Page MenuHomePhabricator

Infinite loop in DeferredUpdates::tryOpportunisticExecute
Closed, ResolvedPublic

Description

This is split from T252764: Automatic renaming by Fuzzybot broken to focus on the underlying issue. It is likely that our rename jobs trigger a rare code path due to them causing a lot of deferred updates.

The trace is:

  • require_once
  • RunJobs->execute
  • JobRunner->run
  • JobRunner->executeJob
  • JobRunner->doExecuteJob
  • MessageUpdateJob->run
  • MessageUpdateJob->handleRename
  • MovePage->move
  • MovePage->moveUnsafe
  • MovePage->moveToInternal
  • ManualLogEntry->publish
  • DeferredUpdates::addCallableUpdate
  • DeferredUpdates::addUpdate
  • DeferredUpdates::tryOpportunisticExecute [loop starts]
  • DeferredUpdates::enqueueUpdates
  • JobQueueGroup->push [1]
  • JobQueue->push
  • JobQueue->batchPush
  • JobQueueDB->doBatchPush
  • Wikimedia\Rdbms\DBConnRef->onTransactionPreCommitOrIdle
  • Wikimedia\Rdbms\DBConnRef->__call
  • Wikimedia\Rdbms\Database->onTransactionPreCommitOrIdle
  • Wikimedia\Rdbms\Database->endAtomic
  • Wikimedia\Rdbms\Database->commit
  • Wikimedia\Rdbms\Database->runTransactionListenerCallbacks
  • Maintenance::{closure}
  • DeferredUpdates::tryOpportunisticExecute [loop restarts]

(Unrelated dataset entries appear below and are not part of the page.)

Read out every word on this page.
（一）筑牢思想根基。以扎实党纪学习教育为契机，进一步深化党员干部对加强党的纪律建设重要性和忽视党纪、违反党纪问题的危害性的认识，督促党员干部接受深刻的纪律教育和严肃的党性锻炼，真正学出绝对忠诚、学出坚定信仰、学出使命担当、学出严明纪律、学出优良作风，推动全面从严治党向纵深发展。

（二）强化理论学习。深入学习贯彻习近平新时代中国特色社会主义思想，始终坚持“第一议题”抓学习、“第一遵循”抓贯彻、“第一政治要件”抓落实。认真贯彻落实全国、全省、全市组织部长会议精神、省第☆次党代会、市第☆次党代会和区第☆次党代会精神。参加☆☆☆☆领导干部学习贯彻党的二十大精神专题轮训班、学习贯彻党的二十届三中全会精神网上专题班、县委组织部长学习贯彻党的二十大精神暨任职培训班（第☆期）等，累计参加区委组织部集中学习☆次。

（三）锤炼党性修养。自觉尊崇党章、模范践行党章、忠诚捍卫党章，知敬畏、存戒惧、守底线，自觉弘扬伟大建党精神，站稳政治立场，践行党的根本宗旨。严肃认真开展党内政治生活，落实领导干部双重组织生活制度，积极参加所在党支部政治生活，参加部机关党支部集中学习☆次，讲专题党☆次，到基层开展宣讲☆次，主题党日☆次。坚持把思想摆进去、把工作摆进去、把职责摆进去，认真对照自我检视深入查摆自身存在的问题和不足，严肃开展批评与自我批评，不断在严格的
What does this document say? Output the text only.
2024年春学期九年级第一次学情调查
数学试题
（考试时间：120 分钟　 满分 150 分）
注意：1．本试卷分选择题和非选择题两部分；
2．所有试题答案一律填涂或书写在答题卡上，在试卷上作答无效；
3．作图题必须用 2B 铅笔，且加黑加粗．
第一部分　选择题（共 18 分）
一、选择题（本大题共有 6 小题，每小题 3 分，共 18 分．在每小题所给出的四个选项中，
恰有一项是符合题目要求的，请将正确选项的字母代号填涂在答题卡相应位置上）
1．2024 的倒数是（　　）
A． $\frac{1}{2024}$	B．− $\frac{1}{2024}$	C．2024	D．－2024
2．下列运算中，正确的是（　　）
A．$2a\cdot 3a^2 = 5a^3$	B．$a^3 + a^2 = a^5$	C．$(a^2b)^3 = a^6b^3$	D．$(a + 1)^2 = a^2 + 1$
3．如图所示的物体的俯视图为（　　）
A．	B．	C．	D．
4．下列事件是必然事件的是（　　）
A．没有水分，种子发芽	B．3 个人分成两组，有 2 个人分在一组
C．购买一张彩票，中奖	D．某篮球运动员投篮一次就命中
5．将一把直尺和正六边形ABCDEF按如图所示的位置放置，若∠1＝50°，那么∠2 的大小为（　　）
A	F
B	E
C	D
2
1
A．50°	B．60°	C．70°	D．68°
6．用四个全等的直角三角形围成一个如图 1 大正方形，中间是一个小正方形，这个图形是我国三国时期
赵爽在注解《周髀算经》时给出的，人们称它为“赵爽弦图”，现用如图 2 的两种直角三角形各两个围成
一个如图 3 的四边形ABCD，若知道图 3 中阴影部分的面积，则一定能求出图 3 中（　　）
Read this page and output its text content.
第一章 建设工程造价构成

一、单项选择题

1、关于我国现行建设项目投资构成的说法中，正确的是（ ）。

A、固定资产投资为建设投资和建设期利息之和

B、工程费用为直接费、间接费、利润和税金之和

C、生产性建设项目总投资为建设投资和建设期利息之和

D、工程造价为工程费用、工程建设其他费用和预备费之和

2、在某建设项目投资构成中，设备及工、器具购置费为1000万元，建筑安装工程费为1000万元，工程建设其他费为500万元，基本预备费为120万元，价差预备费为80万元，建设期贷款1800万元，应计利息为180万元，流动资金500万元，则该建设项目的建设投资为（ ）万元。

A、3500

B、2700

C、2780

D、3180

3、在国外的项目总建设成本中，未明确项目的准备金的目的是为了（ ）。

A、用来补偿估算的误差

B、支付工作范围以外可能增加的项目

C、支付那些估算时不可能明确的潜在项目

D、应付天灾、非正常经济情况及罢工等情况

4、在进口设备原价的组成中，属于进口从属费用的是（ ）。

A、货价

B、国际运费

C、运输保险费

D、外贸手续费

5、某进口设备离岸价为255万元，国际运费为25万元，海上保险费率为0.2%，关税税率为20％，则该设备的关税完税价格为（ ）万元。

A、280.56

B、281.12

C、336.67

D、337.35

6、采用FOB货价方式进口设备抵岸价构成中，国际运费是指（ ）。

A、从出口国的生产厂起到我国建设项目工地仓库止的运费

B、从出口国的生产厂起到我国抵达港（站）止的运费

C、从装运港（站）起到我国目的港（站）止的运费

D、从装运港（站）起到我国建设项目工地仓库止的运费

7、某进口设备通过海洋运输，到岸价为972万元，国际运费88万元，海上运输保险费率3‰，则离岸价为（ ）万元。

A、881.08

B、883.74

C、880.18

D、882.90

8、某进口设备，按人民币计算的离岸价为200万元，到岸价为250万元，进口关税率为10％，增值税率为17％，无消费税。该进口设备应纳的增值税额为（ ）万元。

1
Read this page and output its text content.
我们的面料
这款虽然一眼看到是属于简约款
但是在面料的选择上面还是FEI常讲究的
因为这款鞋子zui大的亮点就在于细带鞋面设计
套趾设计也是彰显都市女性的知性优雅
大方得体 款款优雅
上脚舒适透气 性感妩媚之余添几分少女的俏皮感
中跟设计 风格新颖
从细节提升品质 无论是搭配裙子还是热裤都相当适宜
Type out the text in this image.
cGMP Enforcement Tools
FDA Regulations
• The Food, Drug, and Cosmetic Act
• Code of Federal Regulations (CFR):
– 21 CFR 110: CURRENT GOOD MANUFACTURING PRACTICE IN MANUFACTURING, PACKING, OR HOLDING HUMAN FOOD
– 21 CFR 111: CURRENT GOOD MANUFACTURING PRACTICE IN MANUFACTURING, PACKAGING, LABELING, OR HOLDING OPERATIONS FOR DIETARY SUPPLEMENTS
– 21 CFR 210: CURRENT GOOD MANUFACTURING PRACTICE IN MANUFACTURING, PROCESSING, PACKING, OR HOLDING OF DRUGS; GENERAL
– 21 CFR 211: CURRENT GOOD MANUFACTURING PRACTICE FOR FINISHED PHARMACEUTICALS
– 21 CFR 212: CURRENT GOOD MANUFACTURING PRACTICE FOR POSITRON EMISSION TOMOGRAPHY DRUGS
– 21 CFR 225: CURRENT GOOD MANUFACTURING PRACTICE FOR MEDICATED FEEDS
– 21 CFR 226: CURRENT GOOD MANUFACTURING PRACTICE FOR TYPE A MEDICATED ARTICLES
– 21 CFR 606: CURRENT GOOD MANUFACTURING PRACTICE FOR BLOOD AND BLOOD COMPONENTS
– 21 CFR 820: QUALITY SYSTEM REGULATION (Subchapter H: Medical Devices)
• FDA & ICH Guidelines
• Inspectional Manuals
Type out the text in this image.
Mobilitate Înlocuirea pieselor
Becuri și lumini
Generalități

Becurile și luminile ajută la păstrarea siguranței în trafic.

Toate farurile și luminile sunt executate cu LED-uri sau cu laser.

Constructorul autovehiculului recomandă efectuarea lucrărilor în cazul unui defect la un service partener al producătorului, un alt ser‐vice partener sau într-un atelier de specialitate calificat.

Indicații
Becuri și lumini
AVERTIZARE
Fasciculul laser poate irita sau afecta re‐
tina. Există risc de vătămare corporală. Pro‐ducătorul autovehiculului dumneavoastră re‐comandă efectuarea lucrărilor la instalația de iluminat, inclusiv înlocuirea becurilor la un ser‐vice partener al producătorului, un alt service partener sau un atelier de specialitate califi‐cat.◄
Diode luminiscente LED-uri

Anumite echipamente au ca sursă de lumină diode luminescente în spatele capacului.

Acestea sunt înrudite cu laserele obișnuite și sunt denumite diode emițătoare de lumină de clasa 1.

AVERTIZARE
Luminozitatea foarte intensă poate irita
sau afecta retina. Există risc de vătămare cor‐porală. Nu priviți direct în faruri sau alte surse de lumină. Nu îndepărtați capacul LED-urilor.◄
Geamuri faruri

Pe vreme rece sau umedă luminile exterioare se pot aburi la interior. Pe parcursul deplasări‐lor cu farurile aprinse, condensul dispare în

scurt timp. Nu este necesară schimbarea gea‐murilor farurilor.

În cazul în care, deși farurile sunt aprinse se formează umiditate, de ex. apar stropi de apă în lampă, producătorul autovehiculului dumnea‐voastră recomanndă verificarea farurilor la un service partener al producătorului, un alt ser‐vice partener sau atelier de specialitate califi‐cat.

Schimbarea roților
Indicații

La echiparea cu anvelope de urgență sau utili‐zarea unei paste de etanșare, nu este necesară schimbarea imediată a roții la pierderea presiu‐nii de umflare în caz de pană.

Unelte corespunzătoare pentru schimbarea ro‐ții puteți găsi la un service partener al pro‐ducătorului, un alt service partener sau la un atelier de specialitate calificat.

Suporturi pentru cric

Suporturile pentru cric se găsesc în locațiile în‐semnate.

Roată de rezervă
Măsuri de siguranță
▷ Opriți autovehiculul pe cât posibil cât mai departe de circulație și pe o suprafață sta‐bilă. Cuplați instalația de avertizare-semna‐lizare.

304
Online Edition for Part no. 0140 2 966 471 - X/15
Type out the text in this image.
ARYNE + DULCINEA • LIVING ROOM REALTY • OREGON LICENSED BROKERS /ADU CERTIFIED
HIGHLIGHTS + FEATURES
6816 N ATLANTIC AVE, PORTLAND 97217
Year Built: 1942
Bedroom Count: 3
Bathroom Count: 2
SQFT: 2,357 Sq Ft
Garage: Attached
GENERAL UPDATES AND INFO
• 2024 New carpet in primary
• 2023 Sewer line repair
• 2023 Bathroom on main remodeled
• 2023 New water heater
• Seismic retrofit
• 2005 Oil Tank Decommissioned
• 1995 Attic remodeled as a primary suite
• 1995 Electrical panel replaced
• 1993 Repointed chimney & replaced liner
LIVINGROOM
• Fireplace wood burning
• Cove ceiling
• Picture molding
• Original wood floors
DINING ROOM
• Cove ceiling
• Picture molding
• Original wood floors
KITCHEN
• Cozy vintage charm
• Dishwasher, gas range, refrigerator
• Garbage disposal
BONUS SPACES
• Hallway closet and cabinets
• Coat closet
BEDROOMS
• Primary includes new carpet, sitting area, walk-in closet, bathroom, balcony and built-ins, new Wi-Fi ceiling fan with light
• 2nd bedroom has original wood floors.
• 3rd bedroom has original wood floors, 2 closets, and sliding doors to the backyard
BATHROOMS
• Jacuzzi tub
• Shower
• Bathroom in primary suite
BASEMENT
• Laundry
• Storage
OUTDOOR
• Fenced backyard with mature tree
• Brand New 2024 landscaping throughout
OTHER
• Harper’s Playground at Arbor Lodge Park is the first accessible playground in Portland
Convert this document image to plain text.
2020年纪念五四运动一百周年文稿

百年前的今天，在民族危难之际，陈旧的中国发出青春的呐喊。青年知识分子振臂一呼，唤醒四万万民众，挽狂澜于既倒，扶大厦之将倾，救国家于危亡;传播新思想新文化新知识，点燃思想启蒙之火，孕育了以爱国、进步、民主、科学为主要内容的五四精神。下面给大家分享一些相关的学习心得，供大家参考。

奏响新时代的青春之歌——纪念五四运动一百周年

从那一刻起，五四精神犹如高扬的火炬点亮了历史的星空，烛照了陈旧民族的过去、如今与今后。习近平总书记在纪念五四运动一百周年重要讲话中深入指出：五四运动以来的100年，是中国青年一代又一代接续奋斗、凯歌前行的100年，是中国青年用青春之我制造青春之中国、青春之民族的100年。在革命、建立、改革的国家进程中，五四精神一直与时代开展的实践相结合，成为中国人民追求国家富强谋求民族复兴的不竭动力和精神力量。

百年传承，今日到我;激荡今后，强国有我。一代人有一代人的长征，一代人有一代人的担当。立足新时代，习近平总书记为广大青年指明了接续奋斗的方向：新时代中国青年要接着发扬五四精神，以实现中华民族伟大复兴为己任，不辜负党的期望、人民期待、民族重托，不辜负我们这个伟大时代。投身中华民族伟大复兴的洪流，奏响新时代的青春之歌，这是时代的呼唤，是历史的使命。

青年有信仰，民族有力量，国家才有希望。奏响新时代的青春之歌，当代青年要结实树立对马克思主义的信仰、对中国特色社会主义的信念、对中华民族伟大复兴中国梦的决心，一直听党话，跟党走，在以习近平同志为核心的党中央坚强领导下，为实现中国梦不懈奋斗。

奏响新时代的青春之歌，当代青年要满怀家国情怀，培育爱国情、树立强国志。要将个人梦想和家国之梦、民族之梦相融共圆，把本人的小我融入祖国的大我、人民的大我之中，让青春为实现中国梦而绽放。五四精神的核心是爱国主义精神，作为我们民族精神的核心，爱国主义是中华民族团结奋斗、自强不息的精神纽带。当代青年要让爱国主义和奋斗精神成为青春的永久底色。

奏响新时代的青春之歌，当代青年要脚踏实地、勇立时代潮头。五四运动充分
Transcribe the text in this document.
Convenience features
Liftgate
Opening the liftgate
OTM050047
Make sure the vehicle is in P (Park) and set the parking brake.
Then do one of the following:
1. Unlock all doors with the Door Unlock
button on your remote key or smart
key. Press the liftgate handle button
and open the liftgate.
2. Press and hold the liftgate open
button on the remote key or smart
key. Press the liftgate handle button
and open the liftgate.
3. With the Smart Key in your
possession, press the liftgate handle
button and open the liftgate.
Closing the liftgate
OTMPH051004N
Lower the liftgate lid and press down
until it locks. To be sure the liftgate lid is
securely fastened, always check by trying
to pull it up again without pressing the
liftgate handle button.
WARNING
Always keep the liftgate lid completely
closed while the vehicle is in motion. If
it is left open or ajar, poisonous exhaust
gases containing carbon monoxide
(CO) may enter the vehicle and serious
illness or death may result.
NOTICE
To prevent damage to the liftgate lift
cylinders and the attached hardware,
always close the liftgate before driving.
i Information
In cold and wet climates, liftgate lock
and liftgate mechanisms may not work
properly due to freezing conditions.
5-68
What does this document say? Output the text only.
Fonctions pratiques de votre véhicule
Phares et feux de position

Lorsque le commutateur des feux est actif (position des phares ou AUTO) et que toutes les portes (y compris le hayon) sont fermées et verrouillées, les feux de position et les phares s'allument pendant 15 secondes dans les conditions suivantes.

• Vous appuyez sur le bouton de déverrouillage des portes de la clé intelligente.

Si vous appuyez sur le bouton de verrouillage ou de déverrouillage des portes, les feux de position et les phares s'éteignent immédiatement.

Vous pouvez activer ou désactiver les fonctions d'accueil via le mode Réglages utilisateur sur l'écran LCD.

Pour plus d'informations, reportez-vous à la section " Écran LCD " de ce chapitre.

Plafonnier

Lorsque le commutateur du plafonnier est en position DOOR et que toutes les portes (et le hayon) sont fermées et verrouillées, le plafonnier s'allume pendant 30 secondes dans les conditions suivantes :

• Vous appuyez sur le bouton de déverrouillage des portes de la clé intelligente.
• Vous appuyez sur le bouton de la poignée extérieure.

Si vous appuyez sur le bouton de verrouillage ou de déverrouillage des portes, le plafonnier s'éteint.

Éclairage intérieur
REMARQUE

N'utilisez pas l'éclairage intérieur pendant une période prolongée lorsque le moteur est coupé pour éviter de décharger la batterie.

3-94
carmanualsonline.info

The job that is getting pushed in [1] is RefreshSecondaryDataUpdate

The jobs in the queue are as follows:
self::$preSendUpdates:

  • MessageCacheUpdate
  • CdnCacheUpdate

self::$postSendUpdates:

  • MWCallableUpdate
  • MWCallableUpdate
  • MWCallableUpdate
  • MWCallableUpdate
  • RefreshSecondaryDataUpdate

Do note that we are hitting the self::BIG_QUEUE_SIZEcondition in rMW includes/deferred/DeferredUpdates.php:495-500

The issue is, I believe, that enqueueUpdates is not safe for recursive entrance, as it does not remove items from the queue before inserting them to the job queue (if they are queueable), which causes another opportunity to execute deferred updates.

Event Timeline

I think this is the underlying cause for T260812: Moving of translation page fails with OOM exception (database job queue backend) as well. I think WMF environment is not affected since it does not use the database backend for the job queue and hence does not trigger this loop.

Commenting out these two lines locally makes the issue go away. I'm not sure what are the drawbacks of a having a big queue size, so I'm leaving it to you to figure out what is an appropriate fix.

		if ( self::pendingUpdatesCount() >= self::BIG_QUEUE_SIZE ) {
				// If we cannot run the updates with outer transaction context, try to
				// at least enqueue all the updates that support queueing to job queue
				// self::$preSendUpdates = self::enqueueUpdates( self::$preSendUpdates );
				// self::$postSendUpdates = self::enqueueUpdates( self::$postSendUpdates );
			}

Tagging @aaron and @Krinkle who removed the recursion guard in rMWc1ebcb0ee24d: Remove $recursionGuard var from tryOpportunisticExecute(). Could you have a look?

This ticket blocks two high priority tickets for the Language team.

Change 596082 had a related patch set uploaded (by Aaron Schulz; owner: Aaron Schulz):
[mediawiki/core@master] deferred: make DeferredUpdates::doUpdates() recursion more uniform

https://gerrit.wikimedia.org/r/596082

Rileych lowered the priority of this task from Medium to Low.EditedJan 13 2021, 1:46 AM

@Naike

This task is blocking two tasks (T260812 & T252764) for the Language Team. Can PET support us by code reviewing this patch https://gerrit.wikimedia.org/r/c/mediawiki/core/+/596082/?

We would appreciate assistance ASAP; when can we expect a timeline?

Rileych raised the priority of this task from Low to High.Jan 13 2021, 1:46 AM

Change 596082 merged by jenkins-bot:
[mediawiki/core@master] deferred: make DeferredUpdates::doUpdates() recursion more uniform

https://gerrit.wikimedia.org/r/596082

Abijeet and I have been doing some testing on this and it looks good so far. We are still planning to do more testing, after which I am planning to mark this ticket as resolved if nothing comes up. Thanks for the help everyone.

Nikerabbit claimed this task.

There has been a couple of small message key renames, but not a large one. I'm marking this resolved, but will reopen in the unlikely case that this issue wasn't fully resolved.